Conformational Motions and Water Networks at the α/β Interface in E. coli Ribonucleotide Reductase

Clorice R. Reinhardt, Pengfei Li, Gyunghoon Kang, Joanne Stubbe, Catherine L. Drennan, Sharon Hammes-Schiffer

Research output: Contribution to journalArticlepeer-review

22 Scopus citations

Abstract

Ribonucleotide reductases (RNRs) catalyze the conversion of all four ribonucleotides to deoxyribonucleotides and are essential for DNA synthesis in all organisms. The active form of E. coli Ia RNR is composed of two homodimers that form the active α2β2 complex. Catalysis is initiated by long-range radical translocation over a ∼32 Å proton-coupled electron transfer (PCET) pathway involving Y356β and Y731α at the interface. Resolving the PCET pathway at the α/β interface has been a long-standing challenge due to the lack of structural data.
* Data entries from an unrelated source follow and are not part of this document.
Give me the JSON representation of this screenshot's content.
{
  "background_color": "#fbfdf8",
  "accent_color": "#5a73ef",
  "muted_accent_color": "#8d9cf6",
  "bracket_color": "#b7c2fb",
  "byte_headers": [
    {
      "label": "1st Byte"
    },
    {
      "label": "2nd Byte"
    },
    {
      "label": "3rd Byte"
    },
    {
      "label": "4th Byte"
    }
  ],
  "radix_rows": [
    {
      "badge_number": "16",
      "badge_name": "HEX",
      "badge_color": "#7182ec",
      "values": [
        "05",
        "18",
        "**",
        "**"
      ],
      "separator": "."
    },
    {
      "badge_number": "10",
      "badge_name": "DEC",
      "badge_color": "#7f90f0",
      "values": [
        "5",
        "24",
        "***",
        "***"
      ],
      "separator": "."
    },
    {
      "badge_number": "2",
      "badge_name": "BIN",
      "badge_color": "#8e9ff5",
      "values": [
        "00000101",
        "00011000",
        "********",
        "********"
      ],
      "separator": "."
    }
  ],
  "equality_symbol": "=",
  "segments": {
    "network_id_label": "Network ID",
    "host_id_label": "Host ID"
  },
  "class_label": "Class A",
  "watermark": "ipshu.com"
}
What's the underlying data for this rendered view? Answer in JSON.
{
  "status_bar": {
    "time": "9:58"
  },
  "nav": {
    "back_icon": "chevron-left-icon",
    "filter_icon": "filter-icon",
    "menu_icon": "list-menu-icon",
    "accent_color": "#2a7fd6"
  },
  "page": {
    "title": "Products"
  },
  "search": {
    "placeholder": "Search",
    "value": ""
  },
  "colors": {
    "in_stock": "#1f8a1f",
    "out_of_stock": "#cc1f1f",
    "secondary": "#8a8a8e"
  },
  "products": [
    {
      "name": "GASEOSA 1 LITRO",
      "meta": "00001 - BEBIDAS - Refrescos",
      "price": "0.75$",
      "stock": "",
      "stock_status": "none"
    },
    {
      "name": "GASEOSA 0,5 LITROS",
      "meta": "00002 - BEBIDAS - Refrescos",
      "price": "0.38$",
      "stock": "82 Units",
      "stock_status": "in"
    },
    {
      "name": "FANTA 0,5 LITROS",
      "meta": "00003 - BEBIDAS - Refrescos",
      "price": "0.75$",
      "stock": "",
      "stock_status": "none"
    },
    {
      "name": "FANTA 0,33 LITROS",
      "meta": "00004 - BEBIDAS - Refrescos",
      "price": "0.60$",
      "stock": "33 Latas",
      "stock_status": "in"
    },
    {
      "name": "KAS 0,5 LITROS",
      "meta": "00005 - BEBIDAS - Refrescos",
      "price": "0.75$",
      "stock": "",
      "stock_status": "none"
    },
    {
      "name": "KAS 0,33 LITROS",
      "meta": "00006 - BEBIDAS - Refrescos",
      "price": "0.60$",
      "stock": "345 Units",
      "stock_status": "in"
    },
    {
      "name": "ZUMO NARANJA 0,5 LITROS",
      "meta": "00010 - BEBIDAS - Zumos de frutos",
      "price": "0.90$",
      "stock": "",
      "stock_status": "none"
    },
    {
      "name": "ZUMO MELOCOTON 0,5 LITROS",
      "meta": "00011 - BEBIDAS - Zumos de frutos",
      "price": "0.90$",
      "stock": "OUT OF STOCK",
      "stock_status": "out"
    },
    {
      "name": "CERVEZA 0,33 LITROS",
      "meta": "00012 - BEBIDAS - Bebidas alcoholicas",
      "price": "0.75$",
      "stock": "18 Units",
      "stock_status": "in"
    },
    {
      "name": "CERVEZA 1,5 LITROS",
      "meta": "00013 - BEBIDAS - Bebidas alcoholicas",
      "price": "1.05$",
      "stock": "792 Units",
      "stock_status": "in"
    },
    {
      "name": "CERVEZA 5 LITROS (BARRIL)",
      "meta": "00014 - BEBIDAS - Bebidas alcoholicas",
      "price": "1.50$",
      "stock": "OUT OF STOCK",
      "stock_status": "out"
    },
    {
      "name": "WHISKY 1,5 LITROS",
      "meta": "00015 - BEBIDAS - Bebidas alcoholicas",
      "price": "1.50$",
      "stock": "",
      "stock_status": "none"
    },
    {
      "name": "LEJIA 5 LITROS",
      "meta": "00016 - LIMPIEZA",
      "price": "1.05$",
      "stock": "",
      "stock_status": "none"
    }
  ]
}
Herein, molecular dynamics simulations based on a recently solved cryogenic-electron microscopy structure of an active α2β2 complex are performed to examine the structure and fluctuations of interfacial water, as well as the hydrogen-bonding interactions and conformational motions of interfacial residues along the PCET pathway. Our free energy simulations reveal that Y731 is able to sample both a flipped-out conformation, where it points toward the interface to facilitate interfacial PCET with Y356, and a stacked conformation with Y730 to enable collinear PCET with this residue. Y356 and Y731 exhibit hydrogen-bonding interactions with interfacial water molecules and, in some conformations, share a bridging water molecule, suggesting that the primary proton acceptor for PCET from Y356 and from Y731 is interfacial water. The conformational flexibility of Y731 and the hydrogen-bonding interactions of both Y731 and Y356 with interfacial water and hydrogen-bonded water chains appear critical for effective radical translocation along the PCET pathway. These simulations are consistent with biochemical and spectroscopic data and provide previously unattainable atomic-level insights into the fundamental mechanism of RNR.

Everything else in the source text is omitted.